Osterfeld.  Über eine kuriose Folge von Verkehrshinweisen wundert sich der Osterfelder Hans Gonska. An der Ecke der Wittekind- und Osterfelder Straße steht eine Ampel, an der Radfahrer und Autofahrer ja nun vorschriftsmäßig bei Rot zu halten haben. Ist die Ampel ausgeschaltet, schreibt das Stop-Schild vor, an dieser Kreuzung zu halten. Allerdings steht nur zwei Meter vor Ampel und Stop-Schild ein anderes Verkehrsschild, das für Verwirrung sorgt. Denn dieses verbietet das Halten an genau dieser Stelle.

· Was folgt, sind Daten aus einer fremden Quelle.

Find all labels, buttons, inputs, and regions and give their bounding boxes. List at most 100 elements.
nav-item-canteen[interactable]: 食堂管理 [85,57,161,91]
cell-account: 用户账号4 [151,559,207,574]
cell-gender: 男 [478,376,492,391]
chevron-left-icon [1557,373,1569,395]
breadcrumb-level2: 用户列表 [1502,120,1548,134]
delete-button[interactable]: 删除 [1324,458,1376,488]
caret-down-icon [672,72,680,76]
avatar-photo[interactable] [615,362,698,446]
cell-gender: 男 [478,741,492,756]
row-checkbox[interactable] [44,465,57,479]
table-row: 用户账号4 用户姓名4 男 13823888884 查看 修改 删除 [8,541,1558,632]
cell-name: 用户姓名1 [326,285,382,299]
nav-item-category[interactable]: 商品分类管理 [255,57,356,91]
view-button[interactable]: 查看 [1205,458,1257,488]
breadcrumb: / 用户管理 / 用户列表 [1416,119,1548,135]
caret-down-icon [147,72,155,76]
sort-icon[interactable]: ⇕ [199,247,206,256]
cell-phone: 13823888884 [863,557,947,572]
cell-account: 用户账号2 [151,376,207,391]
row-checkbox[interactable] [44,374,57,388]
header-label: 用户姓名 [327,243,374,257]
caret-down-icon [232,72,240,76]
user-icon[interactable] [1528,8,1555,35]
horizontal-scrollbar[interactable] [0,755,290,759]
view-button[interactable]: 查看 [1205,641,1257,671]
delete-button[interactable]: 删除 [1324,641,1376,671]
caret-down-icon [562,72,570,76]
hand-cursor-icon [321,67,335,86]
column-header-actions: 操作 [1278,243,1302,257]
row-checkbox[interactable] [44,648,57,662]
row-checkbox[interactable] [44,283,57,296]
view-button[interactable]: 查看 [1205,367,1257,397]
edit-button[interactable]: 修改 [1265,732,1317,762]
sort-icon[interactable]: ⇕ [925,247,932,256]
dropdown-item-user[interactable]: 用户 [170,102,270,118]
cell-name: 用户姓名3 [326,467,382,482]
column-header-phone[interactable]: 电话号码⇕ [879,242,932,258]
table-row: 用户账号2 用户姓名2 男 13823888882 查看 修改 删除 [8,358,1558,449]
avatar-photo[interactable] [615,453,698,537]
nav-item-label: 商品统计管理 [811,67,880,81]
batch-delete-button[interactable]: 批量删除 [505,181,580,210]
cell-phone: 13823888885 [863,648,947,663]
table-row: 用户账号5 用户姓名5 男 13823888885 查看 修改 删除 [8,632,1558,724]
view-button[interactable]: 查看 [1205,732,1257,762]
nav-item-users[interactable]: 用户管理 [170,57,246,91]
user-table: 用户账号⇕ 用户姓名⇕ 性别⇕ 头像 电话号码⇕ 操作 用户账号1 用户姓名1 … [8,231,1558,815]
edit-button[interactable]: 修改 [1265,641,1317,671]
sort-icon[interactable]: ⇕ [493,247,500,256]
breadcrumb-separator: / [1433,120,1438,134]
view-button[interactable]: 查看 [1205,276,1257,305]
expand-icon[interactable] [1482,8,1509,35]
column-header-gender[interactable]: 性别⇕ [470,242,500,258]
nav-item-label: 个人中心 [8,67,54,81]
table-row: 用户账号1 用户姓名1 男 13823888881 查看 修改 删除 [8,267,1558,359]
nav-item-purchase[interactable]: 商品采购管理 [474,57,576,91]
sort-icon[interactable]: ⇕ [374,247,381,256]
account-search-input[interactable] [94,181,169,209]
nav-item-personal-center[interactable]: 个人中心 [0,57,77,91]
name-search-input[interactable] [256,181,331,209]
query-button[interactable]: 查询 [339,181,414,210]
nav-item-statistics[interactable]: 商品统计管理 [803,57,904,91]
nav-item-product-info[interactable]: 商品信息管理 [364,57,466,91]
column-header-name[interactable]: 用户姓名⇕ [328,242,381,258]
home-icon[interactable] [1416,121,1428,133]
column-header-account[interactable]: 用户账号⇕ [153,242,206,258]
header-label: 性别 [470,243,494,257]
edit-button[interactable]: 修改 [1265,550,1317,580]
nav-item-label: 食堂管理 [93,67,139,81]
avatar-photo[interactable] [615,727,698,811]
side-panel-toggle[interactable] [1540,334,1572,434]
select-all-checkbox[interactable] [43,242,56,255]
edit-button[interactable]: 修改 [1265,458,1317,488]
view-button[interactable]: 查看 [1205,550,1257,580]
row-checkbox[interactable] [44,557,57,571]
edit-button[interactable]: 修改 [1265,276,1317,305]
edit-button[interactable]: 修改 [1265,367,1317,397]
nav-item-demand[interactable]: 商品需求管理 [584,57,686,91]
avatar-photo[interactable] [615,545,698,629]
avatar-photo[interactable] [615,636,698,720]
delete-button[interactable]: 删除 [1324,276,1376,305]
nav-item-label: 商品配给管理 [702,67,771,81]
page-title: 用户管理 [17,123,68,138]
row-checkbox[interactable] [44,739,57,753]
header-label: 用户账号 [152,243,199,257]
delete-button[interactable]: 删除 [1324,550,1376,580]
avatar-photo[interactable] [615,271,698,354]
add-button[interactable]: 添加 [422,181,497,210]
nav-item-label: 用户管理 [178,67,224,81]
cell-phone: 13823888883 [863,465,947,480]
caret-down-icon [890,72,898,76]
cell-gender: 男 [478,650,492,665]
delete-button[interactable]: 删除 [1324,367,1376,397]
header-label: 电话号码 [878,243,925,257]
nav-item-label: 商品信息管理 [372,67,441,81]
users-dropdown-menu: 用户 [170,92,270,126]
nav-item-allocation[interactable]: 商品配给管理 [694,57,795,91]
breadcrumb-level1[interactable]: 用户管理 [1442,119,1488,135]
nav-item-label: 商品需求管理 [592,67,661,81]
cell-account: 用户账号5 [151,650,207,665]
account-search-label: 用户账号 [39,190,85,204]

Gonska wendet sich mit einem Bild der Verkehrssituation an die Redaktion: „Wo soll ich dann bei Rot halten.“ Hebt das eine Schild das andere nun auf?

Ein Sprecher aus dem Rathaus ist um Klärung bemüht: Das absolute Halteverbot gilt seinen Ausführungen nach natürlich nicht, wenn ein Autofahrer oder Radler verkehrsbedingt anhalten muss – sprich bei einer roten Ampel.

In der Straßenverkehrsordnung wird das Verkehrsschild für ein absolutes Halteverbot unter dem Zeichen 283 geführt. Anordnen könne die Stadt dieses Halteverbot immer dort, wo die allgemein geltenden Regeln über das Halten und Parken nicht mehr ausreichen, um Gefahren von anderen Verkehrsteilnehmern abzuwenden. Verboten sei dort lediglich jedes Halten auf der Fahrbahn und damit jedes Ein- und Aussteigen sowie jeder Be- und Entladevorgang – wie im vorliegenden Fall an der Wittekindstraße.